Já a participação da Irmandade Muçulmana no poder no Cairo iria desagradar a norte-americanos, europeus e, sobretudo, a israelenses. Nas eleições parlamentares há seis anos, membros da organização conquistaram 88 mandatos.
Apesar de décadas de repressão por parte de Mubarak, que se apresentava ao Ocidente como baluarte contra os islâmicos, a Irmandade Muçulmana forma o movimento de oposição mais bem organizado do Egito. No caso de eleições livres, analistas acreditam que sairiam como a maior força, com 30 a 35% dos votos.
"Mubarak passou, mas o jogo está aberto"
Desde os anos 1950, a Irmandade Muçulmana jurou rejeição à violência, mas continua invariavelmente antiamericana e anti-israelense. No entanto, não se acredita que o Egito se transforme em uma nova república islâmica como o Irã.

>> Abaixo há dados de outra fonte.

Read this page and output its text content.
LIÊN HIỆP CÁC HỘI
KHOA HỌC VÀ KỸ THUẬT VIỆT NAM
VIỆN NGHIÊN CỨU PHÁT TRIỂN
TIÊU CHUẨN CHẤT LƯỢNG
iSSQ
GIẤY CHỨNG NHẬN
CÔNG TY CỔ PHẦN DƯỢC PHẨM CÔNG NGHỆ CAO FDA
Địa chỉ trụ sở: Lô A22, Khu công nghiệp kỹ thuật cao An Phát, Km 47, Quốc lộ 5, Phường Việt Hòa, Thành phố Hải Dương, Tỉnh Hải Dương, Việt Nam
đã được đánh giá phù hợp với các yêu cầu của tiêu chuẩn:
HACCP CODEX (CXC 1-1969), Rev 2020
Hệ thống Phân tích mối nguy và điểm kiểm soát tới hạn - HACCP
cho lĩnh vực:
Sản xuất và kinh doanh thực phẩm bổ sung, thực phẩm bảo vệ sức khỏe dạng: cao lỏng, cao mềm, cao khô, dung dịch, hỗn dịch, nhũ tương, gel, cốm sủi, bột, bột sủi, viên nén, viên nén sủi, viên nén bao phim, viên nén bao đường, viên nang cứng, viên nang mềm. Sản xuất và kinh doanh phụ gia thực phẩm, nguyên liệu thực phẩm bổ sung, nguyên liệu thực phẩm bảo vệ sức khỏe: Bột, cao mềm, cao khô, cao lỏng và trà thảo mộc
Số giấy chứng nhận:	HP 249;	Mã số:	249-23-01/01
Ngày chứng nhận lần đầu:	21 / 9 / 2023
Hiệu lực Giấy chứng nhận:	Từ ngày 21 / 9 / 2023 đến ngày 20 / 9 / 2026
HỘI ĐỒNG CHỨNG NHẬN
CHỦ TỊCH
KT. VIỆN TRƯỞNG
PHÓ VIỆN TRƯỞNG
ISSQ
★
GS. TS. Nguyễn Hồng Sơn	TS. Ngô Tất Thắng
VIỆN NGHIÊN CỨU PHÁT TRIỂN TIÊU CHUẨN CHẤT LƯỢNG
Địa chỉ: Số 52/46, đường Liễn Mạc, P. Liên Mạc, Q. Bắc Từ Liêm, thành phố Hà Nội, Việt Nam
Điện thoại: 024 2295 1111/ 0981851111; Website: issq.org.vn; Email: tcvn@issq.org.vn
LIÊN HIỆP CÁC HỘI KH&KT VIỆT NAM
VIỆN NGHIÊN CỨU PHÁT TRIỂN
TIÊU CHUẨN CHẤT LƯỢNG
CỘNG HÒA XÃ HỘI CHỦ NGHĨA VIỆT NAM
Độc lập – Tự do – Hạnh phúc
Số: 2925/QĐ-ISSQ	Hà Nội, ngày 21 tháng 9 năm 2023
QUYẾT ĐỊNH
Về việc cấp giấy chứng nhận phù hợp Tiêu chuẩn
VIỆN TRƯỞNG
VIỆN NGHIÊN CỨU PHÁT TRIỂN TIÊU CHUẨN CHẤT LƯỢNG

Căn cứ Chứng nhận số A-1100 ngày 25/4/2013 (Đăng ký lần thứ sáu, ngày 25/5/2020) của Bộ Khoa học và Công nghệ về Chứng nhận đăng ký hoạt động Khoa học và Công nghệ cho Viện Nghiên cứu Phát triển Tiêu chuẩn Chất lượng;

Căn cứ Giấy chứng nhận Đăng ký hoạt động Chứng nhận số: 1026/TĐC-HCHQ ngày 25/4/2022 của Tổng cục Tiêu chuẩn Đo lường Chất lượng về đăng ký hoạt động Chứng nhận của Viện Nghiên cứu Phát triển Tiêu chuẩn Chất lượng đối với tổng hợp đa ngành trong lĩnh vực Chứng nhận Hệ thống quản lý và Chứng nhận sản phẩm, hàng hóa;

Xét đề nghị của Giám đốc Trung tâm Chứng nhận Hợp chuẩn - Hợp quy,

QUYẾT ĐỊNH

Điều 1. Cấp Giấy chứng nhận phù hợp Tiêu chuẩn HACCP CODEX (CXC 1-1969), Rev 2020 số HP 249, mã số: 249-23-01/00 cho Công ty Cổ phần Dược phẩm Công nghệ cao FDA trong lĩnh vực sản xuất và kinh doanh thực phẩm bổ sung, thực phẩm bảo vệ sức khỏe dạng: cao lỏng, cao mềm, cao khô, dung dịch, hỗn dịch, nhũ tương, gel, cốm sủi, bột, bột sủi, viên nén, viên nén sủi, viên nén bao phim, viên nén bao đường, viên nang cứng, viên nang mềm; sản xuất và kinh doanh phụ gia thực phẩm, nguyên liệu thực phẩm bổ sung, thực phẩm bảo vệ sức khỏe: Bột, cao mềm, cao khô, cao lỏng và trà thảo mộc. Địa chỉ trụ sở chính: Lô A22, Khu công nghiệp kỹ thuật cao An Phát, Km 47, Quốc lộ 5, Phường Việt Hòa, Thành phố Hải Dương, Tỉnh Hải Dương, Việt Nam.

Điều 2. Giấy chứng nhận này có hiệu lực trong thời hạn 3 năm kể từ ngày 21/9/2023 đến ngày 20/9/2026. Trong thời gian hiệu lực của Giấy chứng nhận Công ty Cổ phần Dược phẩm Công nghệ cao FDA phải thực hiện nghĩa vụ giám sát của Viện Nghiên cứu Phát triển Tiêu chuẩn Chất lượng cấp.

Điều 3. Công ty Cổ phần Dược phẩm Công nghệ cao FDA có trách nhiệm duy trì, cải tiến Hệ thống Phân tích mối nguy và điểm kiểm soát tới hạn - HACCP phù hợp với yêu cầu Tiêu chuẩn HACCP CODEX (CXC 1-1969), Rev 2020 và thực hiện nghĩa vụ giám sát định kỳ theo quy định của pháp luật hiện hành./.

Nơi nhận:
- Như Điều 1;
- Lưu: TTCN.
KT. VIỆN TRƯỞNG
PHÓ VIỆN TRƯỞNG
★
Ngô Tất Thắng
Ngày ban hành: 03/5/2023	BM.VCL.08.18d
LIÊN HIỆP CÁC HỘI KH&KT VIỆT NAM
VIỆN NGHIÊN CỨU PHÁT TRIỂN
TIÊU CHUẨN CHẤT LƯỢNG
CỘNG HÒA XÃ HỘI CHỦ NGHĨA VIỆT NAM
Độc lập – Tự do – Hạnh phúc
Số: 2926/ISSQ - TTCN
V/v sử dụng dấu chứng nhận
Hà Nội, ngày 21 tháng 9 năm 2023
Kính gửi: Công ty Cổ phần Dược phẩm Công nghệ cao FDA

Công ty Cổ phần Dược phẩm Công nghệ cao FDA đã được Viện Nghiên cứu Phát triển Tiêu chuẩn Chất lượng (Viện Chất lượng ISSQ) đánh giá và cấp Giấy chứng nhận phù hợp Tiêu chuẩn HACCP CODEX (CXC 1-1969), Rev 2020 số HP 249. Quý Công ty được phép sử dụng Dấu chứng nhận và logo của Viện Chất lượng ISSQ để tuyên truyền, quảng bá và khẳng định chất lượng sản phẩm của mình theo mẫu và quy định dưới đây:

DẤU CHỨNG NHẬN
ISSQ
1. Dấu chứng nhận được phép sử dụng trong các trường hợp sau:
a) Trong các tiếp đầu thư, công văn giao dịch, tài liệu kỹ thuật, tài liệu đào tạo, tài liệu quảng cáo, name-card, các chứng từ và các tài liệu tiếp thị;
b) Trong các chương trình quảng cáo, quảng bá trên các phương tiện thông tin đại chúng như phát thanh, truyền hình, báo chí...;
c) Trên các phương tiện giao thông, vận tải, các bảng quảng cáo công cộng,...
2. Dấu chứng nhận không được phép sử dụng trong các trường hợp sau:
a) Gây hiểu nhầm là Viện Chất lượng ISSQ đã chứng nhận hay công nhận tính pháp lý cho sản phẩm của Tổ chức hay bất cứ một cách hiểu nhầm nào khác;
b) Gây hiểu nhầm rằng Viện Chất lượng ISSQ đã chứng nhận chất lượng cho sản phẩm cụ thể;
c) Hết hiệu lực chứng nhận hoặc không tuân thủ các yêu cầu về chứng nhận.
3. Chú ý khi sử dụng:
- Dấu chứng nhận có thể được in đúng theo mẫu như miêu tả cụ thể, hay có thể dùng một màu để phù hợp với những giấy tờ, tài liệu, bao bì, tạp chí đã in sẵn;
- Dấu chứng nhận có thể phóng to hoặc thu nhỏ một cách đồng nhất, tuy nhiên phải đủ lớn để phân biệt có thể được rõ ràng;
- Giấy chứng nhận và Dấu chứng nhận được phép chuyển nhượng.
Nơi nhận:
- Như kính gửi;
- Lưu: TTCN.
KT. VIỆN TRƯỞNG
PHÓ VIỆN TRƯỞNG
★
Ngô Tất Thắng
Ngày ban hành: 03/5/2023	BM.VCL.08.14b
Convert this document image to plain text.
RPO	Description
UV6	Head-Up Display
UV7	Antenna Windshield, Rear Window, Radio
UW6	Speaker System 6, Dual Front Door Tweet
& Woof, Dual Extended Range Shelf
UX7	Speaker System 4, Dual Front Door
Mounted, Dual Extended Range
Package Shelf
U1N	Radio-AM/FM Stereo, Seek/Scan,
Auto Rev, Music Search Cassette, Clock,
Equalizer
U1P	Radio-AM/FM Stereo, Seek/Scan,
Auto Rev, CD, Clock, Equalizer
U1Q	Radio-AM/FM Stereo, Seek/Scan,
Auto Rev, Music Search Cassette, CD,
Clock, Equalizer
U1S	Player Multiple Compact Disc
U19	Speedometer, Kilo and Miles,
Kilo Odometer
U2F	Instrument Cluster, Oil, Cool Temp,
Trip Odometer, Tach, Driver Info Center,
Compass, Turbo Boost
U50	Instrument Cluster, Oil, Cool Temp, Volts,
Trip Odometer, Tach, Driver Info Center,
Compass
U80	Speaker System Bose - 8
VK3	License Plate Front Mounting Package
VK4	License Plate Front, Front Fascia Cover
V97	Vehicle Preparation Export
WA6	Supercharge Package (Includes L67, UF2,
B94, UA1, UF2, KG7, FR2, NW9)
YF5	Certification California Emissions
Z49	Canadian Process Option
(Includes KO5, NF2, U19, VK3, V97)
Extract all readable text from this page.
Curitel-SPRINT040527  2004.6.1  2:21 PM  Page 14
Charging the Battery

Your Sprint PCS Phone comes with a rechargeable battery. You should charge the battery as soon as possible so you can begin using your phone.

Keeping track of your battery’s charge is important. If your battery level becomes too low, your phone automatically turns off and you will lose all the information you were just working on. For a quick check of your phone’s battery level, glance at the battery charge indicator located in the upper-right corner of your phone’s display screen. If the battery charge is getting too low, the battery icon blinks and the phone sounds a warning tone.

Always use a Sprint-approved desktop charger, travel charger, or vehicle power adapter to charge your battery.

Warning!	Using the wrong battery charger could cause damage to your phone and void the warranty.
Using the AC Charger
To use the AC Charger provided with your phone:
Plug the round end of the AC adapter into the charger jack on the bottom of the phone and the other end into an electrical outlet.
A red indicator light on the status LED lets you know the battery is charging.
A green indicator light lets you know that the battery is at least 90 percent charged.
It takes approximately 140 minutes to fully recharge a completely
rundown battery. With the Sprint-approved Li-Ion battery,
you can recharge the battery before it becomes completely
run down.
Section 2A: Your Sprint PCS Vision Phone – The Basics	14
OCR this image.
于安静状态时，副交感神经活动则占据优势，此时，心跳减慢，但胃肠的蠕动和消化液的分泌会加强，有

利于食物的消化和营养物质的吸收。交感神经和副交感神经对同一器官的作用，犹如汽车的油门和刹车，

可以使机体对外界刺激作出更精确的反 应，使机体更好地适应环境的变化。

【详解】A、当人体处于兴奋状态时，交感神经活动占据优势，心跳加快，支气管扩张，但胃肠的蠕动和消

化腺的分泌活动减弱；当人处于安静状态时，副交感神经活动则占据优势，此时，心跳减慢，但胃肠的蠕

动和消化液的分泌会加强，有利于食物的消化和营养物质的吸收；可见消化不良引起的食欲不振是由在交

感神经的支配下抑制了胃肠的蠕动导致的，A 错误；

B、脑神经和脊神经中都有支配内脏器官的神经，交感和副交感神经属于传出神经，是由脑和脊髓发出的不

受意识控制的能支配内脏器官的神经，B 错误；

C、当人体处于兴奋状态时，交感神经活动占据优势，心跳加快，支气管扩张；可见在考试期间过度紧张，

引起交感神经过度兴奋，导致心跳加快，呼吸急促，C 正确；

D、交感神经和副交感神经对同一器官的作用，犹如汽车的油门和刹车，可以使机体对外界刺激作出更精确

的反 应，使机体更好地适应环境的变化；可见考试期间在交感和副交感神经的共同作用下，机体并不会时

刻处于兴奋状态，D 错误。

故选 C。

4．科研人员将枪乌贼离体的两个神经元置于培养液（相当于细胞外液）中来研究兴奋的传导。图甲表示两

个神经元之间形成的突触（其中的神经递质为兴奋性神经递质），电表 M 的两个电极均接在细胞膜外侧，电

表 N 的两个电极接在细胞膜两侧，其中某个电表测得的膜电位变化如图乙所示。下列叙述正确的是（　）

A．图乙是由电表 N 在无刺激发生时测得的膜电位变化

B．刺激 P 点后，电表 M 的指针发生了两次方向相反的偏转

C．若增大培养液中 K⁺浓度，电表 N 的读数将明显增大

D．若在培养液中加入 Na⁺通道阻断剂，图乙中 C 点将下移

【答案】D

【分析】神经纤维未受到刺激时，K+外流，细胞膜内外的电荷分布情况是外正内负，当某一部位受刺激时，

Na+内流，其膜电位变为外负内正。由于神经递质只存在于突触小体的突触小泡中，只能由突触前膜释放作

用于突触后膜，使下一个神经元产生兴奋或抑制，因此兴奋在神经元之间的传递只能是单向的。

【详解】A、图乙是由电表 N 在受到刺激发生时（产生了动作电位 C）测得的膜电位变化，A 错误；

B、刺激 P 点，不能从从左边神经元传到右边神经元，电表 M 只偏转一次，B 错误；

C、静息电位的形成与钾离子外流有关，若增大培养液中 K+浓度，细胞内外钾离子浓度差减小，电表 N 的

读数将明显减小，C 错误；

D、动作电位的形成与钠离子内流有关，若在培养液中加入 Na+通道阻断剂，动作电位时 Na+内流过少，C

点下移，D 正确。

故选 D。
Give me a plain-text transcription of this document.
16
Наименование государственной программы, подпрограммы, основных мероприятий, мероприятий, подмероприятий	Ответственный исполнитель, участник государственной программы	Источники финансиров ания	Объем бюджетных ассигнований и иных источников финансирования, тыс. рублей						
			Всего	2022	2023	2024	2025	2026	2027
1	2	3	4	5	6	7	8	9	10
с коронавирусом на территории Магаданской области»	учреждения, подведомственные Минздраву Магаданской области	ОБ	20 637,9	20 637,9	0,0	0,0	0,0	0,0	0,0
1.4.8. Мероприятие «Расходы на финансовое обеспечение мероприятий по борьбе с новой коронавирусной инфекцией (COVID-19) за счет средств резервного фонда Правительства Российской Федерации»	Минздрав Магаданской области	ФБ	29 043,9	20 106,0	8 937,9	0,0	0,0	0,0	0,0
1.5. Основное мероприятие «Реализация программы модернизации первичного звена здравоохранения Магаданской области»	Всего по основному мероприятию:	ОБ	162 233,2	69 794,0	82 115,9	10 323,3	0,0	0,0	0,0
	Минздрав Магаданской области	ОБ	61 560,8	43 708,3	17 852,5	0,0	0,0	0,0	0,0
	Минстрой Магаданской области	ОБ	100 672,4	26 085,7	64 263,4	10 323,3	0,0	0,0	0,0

Os líderes da Irmandade Muçulmana não são teólogos, possuindo outra formação superior. A maioria de seus membros vêm da classe média. Ao contrário do Irã, o Egito sob Mubarak foi um país relativamente liberal, que atraiu anualmente 12 milhões de turistas e muitos investidores estrangeiros.
Para cientistas políticos, a saída de Mubarak é certa. O especialista em África do Norte, Thomas Hasel, é da opinião de que "as lideranças do Exército o [Mubarak] convencerão a se exilar". Já a professora da Universidade Livre de Berlim, Cilja Harders, acha que "Mubarak passou, mas o jogo não está definido".